Crollano i redditi degli italiani, -4% tra il 2008-09, così come il Pil, che nello stesso periodo è sceso del 6%; questi sono i dati più rilevanti presentati dal vice direttore di Bankitalia Anna Maria Tarantola, che fotografa le ricadute della crisi economica sul nostro paese.

Sul prossimo futuro, il presidente della Bce Mario Draghi esprime incertezza: “L’economia soffre ancora rischi al ribasso. Ci sono segnali di stabilizzazione ma l’inflazione europea resterà probabilmente sopra il 2% nel 2012. La Bce prevede una ripresa moderata per il 2012 ma le previsioni, restano soggette a rischi al ribasso. In particolare peseranno un rinnovato intensificarsi delle tensioni sul debito dei Paesi dell’area euro e il loro potenziale contagio dell’economia reale. Rischi al ribasso sono anche legati al prevedibile incremento dei prezzi delle commodities”. La soluzione, per il presidente della Bce verrà dal consolidamento fiscale e da forti riforme strutturali per sostenere la fiducia, la crescita sostenibile e l’occupazione. Tutto ciò attraverso politiche fiscali prudenti, competitività e mercato del lavoro flessibile.

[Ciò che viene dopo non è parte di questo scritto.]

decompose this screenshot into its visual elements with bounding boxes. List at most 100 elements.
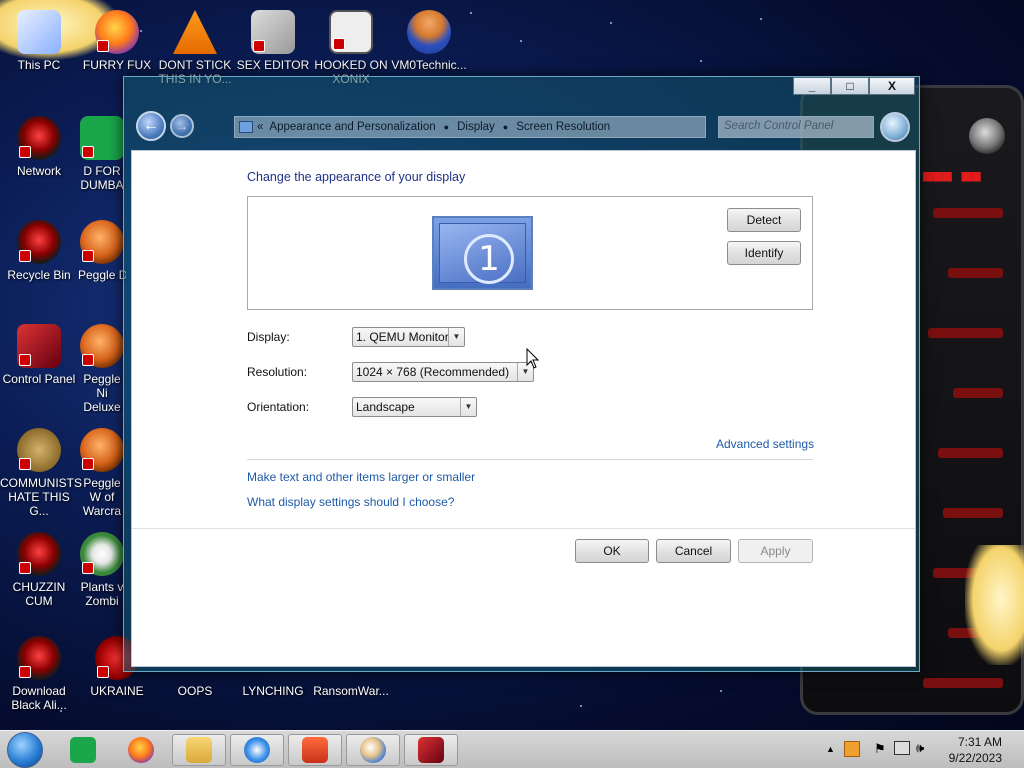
taskbar-internet-explorer[interactable] <box>230 734 284 766</box>
desktop-icon-recycle-bin[interactable]: Recycle Bin <box>0 220 78 282</box>
cartoon-character-decoration <box>965 545 1024 665</box>
taskbar-paint[interactable] <box>346 734 400 766</box>
desktop-icon-peggle-warcraft[interactable]: Peggle W of Warcra <box>78 428 126 518</box>
display-select[interactable]: 1. QEMU Monitor ▼ <box>352 327 465 347</box>
footer-divider <box>132 528 915 529</box>
cancel-button[interactable]: Cancel <box>656 539 731 563</box>
detect-button[interactable]: Detect <box>727 208 801 232</box>
screen-resolution-window: _ □ X ← → « Appearance and Personalizati… <box>123 76 920 672</box>
ok-button[interactable]: OK <box>575 539 649 563</box>
desktop-icon-dont-stick[interactable]: DONT STICK THIS IN YO... <box>156 10 234 86</box>
clock-time: 7:31 AM <box>957 735 1002 749</box>
desktop-icon-download-black-alien[interactable]: Download Black Ali... <box>0 636 78 712</box>
notes-app-icon <box>70 737 96 763</box>
firefox-icon <box>95 10 139 54</box>
navigation-bar: ← → « Appearance and Personalization ● D… <box>132 111 915 142</box>
breadcrumb-display[interactable]: Display <box>457 121 495 133</box>
screen-resolution-content: Change the appearance of your display 1 … <box>131 150 916 667</box>
taskbar-media-player[interactable] <box>288 734 342 766</box>
desktop-icon-chuzzin[interactable]: CHUZZIN CUM <box>0 532 78 608</box>
alien-decor-text: ■■■ ■■ <box>923 166 981 185</box>
desktop-icon-peggle-de[interactable]: Peggle De <box>78 220 126 282</box>
page-title: Change the appearance of your display <box>247 170 466 184</box>
breadcrumb-screen-resolution[interactable]: Screen Resolution <box>516 121 610 133</box>
display-label: Display: <box>247 330 290 344</box>
minimize-button[interactable]: _ <box>793 77 831 95</box>
hex-editor-icon <box>251 10 295 54</box>
notes-app-icon <box>80 116 124 160</box>
chevron-down-icon: ▼ <box>460 398 476 416</box>
control-panel-icon <box>418 737 444 763</box>
recycle-bin-icon <box>17 220 61 264</box>
resolution-select-value: 1024 × 768 (Recommended) <box>356 365 510 379</box>
identify-button[interactable]: Identify <box>727 241 801 265</box>
orientation-select-value: Landscape <box>356 400 415 414</box>
desktop-icon-peggle-nights[interactable]: Peggle Ni Deluxe <box>78 324 126 414</box>
desktop-icon-this-pc[interactable]: This PC <box>0 10 78 72</box>
desktop-icon-network[interactable]: Network <box>0 116 78 178</box>
clock[interactable]: 7:31 AM 9/22/2023 <box>949 734 1002 766</box>
person-icon <box>407 10 451 54</box>
resolution-label: Resolution: <box>247 365 308 379</box>
display-select-value: 1. QEMU Monitor <box>356 330 449 344</box>
action-center-flag-icon[interactable]: ⚑ <box>874 741 886 757</box>
breadcrumb-separator-icon[interactable]: ● <box>444 122 449 132</box>
desktop-icon-communists[interactable]: COMMUNISTS HATE THIS G... <box>0 428 82 518</box>
display-preview-area: 1 Detect Identify <box>247 196 813 310</box>
taskbar-file-explorer[interactable] <box>172 734 226 766</box>
desktop-icon-hooked-on-xonix[interactable]: HOOKED ON XONIX <box>312 10 390 86</box>
firefox-icon <box>128 737 154 763</box>
control-panel-icon <box>239 121 253 133</box>
peggle-icon <box>80 220 124 264</box>
desktop-icon-furry-fux[interactable]: FURRY FUX <box>78 10 156 72</box>
forward-button[interactable]: → <box>170 114 194 138</box>
address-bar[interactable]: « Appearance and Personalization ● Displ… <box>234 116 706 138</box>
advanced-settings-link[interactable]: Advanced settings <box>716 437 814 451</box>
forward-arrow-icon: → <box>176 119 188 133</box>
breadcrumb-appearance[interactable]: Appearance and Personalization <box>269 121 435 133</box>
mouse-cursor-icon <box>526 348 540 369</box>
desktop-icon-plants-vs-zombies[interactable]: Plants v Zombi <box>78 532 126 608</box>
taskbar: ▲ ⚑ 🕪 7:31 AM 9/22/2023 <box>0 730 1024 768</box>
orientation-label: Orientation: <box>247 400 310 414</box>
network-status-icon[interactable] <box>894 741 910 755</box>
desktop-icon-vm0technic[interactable]: VM0Technic... <box>390 10 468 72</box>
chevron-down-icon: ▼ <box>448 328 464 346</box>
taskbar-firefox[interactable] <box>114 734 168 766</box>
network-icon <box>17 116 61 160</box>
breadcrumb-separator-icon[interactable]: ● <box>503 122 508 132</box>
tray-app-icon[interactable] <box>844 741 860 757</box>
start-button[interactable] <box>7 732 43 768</box>
peggle-icon <box>80 324 124 368</box>
desktop-icon-sex-editor[interactable]: SEX EDITOR <box>234 10 312 72</box>
search-icon[interactable] <box>880 112 910 142</box>
taskbar-notes-app[interactable] <box>56 734 110 766</box>
orientation-select[interactable]: Landscape ▼ <box>352 397 477 417</box>
peggle-icon <box>80 428 124 472</box>
search-input[interactable]: Search Control Panel <box>718 116 874 138</box>
apply-button[interactable]: Apply <box>738 539 813 563</box>
volume-icon[interactable]: 🕪 <box>916 740 924 756</box>
desktop-icon-d-for-dumba[interactable]: D FOR DUMBA <box>78 116 126 192</box>
paint-palette-icon <box>360 737 386 763</box>
monitor-number: 1 <box>464 234 514 284</box>
resolution-select[interactable]: 1024 × 768 (Recommended) ▼ <box>352 362 534 382</box>
larger-text-link[interactable]: Make text and other items larger or smal… <box>247 470 475 484</box>
maximize-button[interactable]: □ <box>831 77 869 95</box>
monitor-1-tile[interactable]: 1 <box>432 216 533 290</box>
desktop-icon-control-panel[interactable]: Control Panel <box>0 324 78 386</box>
taskbar-control-panel[interactable] <box>404 734 458 766</box>
close-button[interactable]: X <box>869 77 915 95</box>
back-arrow-icon: ← <box>143 117 159 134</box>
display-help-link[interactable]: What display settings should I choose? <box>247 495 454 509</box>
show-hidden-icons-chevron-icon[interactable]: ▲ <box>826 744 835 754</box>
alien-download-icon <box>17 636 61 680</box>
flower-icon <box>80 532 124 576</box>
money-bag-icon <box>17 428 61 472</box>
chuzzle-icon <box>17 532 61 576</box>
clock-date: 9/22/2023 <box>948 751 1002 765</box>
breadcrumb-overflow-icon[interactable]: « <box>257 121 263 133</box>
folder-icon <box>186 737 212 763</box>
back-button[interactable]: ← <box>136 111 166 141</box>
alien-head-icon <box>969 118 1005 154</box>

Tornando ai numeri di Palazzo Koch, il vice direttore generale Anna Maria Tarantola spiega: “Durante la fase acuta della recessione, nel 2008-09, l’abbattimento dei redditi familiari ha raggiunto in Italia il 4%, a fronte di una riduzione del PIL del 6%”. Il problema secondo Tarantola è che: “Nella maggior parte degli altri paesi avanzati, invece, il reddito disponibile lordo reale delle famiglie è invece cresciuto, nonostante la contrazione del prodotto”.

Le famiglie quindi le più colpite, secondo Bankitalia la loro ricchezza netta nel 2010 era pari a 8 volte il reddito, un rapporto in linea con quelli della Francia e del Regno Unito, ma significativamente superiore a quelli della Germania e degli Stati Uniti. Il problema è che queste hanno rappresentato un’importante funzione di ammortizzatore sociale grazie al loro alto tasso di risparmio, minato dal crollo dei redditi.

Nella tarda primavera del 2009, nel momento di massimo impatto della crisi sul mercato del lavoro italiano, circa 480 mila famiglie hanno sostenuto almeno un figlio convivente che aveva perso il lavoro nei dodici mesi precedenti. Le risorse impiegate in questa forma di sostegno familiare, ha precisato Tarantola, sono venute non solo dai redditi da lavoro dei genitori, ma spesso anche da quelli da pensione.

Le famiglie, spiega ancora il vice direttore, “hanno mantenuto i propri standard di vita riducendo la loro propensione a risparmiare e grazie al sostegno di una ricchezza reale e finanziaria ancora elevata. Non è tuttavia una situazione sostenibile”.

I giovani pagano più di tutti. La crisi, infatti ha ampliato il divario tra la condizione economica e finanziaria dei giovani e quella del resto della popolazione: tra il 2008 e il 2010 la quota di famiglie povere in base al reddito e alla ricchezza è cresciuta di circa 1 punto percentuale per il campione nel suo complesso e di circa 5 punti per le famiglie dei giovani.

Oltre ad illustrare il problema, dalla Banca d’Italia suggeriscono alcune soluzioni: “la vulnerabilità finanziaria si riduce solo rafforzando il ritmo di crescita della nostra economia, riavviando lo sviluppo con misure strutturali. E’ questo il compito cui è innanzitutto chiamata la politica economica nel nostro paese, rimuovendo ingiustificati vincoli e restrizioni alla concorrenza e all’attività economica, definendo un più favorevole contesto istituzionale per l’attività delle imprese e dei lavoratori, promuovendo l’accumulazione di capitale fisico e di capitale umano”.

Il Governo comunque si sta muovendo nella giusta direzione, secondo il vicedirettore generale di palazzo Koch, “la via intrapresa dal Governo con il decreto legge in materia sviluppo, con quello sulle semplificazioni, in via di approvazione, e con il disegno di legge sui temi del lavoro hanno esattamente questo obiettivo”.